What Slayground does feel like is an 80s film. Or an 80s VHS cassette with a tacky and lurid cover. It came out in 1983 and it doesn’t run for much longer than 83 minutes. It has a pleasingly chilly electronic score by Colin Townes that pulses under the film like a paranoid suspicion you’re going to die alone in an uncaring world. It is one of those 80s films – like The Hitcher or the first Terminator movie – where the villain is so merciless and unstoppable they acquire a kind of supernatural power. And as they close in the film starts to occupy an unsettled space somewhere between a thriller and a horror film.
In Slayground the villain is Costello (I had to look that name up on imdb, it’s mentioned once in the film, if at all) the hitman hired to take-out Coyote and his crew, after a botched heist results in the death of a girl whose father is rich and eager for revenge. We never see Costello’s face in the film, he’s a shadow and a voice (Welsh actor Philip Sayer doing Southern-gentleman-gone-to-seed). He kills one of the crew in his chicken coop. Many chickens die and so does the bloke’s dog, who ends up dead in his dead-master’s lap, the two of them tarred and feathered. The scene is unpleasant – afterwards you have the taste of blood, dog-hair and chicken-shit in your mouth. The director, Terry Bedford, worked as a cameraman on Jabberwocky and he films murders in a surreal, feverish way that owes something to early Gilliam: odd angles and cuts that leave gaps in the action. It’s close to bad – there’s little genuine tension in the film – but it does give those scenes a nightmarish quality.

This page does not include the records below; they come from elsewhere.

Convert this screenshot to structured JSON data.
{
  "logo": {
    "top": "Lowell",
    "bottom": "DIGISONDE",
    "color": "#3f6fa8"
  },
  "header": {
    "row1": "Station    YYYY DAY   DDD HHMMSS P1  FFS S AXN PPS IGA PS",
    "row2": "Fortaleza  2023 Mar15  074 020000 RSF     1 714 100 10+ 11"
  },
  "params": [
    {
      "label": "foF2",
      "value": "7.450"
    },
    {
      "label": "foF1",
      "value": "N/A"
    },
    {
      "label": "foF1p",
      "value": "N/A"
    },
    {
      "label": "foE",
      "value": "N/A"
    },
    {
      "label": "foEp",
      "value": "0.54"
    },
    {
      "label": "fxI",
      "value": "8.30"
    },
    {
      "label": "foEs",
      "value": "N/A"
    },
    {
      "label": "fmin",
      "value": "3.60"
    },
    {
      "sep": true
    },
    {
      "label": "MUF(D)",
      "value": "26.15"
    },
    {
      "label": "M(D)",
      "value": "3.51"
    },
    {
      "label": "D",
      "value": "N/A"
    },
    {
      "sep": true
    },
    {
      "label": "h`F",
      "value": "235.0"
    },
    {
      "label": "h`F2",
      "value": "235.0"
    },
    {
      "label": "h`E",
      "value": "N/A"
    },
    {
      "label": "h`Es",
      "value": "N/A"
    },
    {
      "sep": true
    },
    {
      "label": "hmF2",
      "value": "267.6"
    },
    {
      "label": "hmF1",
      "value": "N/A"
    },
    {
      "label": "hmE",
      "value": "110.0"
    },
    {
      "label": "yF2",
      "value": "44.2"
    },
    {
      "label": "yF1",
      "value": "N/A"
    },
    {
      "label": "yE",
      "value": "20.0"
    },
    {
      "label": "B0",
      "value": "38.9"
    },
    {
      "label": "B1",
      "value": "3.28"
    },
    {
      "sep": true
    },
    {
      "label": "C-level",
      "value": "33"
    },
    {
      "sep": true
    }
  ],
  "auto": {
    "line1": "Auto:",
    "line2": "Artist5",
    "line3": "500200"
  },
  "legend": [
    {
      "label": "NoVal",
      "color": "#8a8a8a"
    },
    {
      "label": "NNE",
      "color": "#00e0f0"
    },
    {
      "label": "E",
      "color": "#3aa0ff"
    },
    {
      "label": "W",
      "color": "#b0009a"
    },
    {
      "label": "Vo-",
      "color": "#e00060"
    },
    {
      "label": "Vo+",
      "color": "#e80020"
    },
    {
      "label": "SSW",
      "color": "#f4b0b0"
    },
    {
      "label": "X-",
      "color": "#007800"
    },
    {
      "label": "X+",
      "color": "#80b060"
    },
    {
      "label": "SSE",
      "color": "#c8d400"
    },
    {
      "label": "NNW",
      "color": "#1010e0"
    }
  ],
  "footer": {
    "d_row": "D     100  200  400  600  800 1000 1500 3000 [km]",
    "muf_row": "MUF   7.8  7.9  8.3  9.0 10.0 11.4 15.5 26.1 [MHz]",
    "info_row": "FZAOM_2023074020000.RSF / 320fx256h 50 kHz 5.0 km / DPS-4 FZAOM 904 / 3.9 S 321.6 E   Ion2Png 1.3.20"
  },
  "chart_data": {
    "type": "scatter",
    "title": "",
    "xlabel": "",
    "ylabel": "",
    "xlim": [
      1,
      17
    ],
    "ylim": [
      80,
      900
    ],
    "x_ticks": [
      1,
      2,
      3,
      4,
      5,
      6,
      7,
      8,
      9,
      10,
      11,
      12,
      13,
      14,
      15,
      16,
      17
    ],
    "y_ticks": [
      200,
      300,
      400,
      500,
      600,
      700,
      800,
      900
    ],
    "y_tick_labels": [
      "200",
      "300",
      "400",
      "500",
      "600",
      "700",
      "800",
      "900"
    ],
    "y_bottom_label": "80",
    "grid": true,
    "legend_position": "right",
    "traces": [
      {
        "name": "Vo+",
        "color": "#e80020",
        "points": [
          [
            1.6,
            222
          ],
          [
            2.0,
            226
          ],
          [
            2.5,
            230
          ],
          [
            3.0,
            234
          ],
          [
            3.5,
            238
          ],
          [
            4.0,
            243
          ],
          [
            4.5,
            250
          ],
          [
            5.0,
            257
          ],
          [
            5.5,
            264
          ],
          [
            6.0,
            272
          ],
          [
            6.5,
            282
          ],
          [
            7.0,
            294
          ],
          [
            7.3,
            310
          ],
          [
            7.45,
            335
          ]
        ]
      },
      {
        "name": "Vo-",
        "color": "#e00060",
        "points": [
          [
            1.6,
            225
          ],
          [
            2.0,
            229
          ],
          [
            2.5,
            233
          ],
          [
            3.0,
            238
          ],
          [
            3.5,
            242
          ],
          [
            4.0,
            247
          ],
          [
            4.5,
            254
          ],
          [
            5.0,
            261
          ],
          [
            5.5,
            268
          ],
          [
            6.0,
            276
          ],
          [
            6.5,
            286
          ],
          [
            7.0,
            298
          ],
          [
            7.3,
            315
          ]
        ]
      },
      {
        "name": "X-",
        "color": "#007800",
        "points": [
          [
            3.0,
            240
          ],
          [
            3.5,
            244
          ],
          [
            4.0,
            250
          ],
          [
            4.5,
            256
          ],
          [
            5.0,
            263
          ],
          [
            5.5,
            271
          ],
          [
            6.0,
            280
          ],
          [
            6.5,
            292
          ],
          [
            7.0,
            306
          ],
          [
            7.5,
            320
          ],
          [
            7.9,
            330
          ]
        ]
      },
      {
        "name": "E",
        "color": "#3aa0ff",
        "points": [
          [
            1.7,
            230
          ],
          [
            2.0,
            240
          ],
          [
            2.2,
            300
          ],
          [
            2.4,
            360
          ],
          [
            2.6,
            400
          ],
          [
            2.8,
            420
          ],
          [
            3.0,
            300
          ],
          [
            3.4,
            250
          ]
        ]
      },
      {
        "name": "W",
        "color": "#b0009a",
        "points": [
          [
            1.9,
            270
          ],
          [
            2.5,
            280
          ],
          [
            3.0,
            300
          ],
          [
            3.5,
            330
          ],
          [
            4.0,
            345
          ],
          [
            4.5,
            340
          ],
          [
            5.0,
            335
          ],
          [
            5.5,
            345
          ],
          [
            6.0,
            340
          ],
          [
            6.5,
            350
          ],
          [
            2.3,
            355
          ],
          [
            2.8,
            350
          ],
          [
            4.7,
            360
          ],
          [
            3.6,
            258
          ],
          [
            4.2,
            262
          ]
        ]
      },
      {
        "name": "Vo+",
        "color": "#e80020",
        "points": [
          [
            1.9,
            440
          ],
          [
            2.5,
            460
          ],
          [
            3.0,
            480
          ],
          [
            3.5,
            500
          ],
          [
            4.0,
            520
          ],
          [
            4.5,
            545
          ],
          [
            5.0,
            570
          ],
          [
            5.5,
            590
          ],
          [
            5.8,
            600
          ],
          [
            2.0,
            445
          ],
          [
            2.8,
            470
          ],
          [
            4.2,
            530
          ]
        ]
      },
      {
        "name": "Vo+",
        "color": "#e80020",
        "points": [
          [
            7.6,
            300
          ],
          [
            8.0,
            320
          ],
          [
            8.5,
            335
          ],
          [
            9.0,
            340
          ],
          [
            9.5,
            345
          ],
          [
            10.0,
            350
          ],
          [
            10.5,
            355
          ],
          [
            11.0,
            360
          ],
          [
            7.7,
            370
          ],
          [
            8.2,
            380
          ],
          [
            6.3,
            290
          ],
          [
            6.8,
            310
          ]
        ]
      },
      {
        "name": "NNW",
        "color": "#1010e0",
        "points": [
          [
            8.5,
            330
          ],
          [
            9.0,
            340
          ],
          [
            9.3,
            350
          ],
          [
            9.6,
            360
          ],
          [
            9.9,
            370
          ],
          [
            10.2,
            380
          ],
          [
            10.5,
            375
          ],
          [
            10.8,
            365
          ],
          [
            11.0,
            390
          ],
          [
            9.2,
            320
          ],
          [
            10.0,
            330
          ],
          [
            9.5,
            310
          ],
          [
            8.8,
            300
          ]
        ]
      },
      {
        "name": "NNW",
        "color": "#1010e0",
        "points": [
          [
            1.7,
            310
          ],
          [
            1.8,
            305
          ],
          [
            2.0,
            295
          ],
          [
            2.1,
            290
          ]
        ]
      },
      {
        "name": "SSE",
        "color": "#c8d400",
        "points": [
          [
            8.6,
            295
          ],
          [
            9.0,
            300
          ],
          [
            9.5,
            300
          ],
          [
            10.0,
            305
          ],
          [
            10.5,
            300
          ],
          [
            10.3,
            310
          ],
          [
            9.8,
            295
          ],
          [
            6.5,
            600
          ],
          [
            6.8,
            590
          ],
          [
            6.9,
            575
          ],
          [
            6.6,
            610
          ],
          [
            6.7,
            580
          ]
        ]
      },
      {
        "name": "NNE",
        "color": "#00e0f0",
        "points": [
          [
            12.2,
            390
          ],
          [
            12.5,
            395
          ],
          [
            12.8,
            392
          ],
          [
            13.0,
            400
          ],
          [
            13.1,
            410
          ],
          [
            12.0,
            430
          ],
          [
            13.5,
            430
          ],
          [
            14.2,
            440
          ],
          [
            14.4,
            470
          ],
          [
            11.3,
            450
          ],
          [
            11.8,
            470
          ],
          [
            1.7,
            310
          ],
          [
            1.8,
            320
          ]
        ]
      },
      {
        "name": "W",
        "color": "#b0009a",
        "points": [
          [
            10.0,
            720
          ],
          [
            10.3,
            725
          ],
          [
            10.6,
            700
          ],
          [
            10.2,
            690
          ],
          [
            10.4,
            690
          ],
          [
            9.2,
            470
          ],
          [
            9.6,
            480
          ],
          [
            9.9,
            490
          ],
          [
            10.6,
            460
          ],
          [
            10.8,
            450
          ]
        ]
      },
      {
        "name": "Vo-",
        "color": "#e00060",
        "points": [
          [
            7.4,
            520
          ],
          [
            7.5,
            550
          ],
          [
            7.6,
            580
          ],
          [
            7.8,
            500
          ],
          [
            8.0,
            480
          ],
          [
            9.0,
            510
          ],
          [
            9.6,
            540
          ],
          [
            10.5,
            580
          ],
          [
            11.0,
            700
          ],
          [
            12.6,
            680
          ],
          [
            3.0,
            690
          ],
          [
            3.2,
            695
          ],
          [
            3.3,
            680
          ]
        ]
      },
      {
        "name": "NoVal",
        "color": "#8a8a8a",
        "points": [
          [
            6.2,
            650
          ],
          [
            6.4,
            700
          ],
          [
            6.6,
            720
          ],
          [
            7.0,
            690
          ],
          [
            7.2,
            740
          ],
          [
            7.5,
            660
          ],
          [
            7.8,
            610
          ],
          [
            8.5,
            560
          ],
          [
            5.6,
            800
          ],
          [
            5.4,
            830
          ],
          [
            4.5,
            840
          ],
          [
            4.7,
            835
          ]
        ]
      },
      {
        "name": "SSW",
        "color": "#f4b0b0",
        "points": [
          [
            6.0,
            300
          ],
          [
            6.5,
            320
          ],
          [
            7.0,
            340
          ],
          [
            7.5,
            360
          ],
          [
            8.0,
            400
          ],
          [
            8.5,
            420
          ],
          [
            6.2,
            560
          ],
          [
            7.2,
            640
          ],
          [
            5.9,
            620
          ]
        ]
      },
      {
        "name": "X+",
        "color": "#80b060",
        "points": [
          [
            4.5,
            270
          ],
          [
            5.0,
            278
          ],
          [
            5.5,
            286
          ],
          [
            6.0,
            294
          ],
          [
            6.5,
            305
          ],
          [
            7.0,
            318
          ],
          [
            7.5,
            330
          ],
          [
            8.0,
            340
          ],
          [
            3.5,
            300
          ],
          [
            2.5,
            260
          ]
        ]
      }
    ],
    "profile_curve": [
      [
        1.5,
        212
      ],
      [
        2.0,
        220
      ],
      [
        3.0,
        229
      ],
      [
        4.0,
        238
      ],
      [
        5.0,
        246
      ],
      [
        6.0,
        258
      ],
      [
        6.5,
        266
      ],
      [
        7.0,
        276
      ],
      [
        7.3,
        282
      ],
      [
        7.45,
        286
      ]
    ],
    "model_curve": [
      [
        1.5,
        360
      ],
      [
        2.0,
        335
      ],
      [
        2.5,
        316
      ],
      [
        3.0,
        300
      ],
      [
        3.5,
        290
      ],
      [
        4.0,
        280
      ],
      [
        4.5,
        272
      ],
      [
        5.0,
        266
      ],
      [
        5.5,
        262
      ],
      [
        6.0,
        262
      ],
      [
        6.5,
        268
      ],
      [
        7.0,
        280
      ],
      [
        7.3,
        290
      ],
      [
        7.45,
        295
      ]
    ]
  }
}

And the whole film is like a nightmare: it’s mostly dark all the time; many of the details of what’s supposed to be happening don’t make much sense; it’s kind of hard afterwards explain to other people; Mel Smith is in it. And, like a nightmare, it’s difficult to remember with any clarity… but at the same time, it leaves you with an itchy sense, one that you’ll never quite shake-off, that something bad happened.
I remember Siesta! Gabriel Byrne does Spanish/Catalonian. How had I forgotten that?!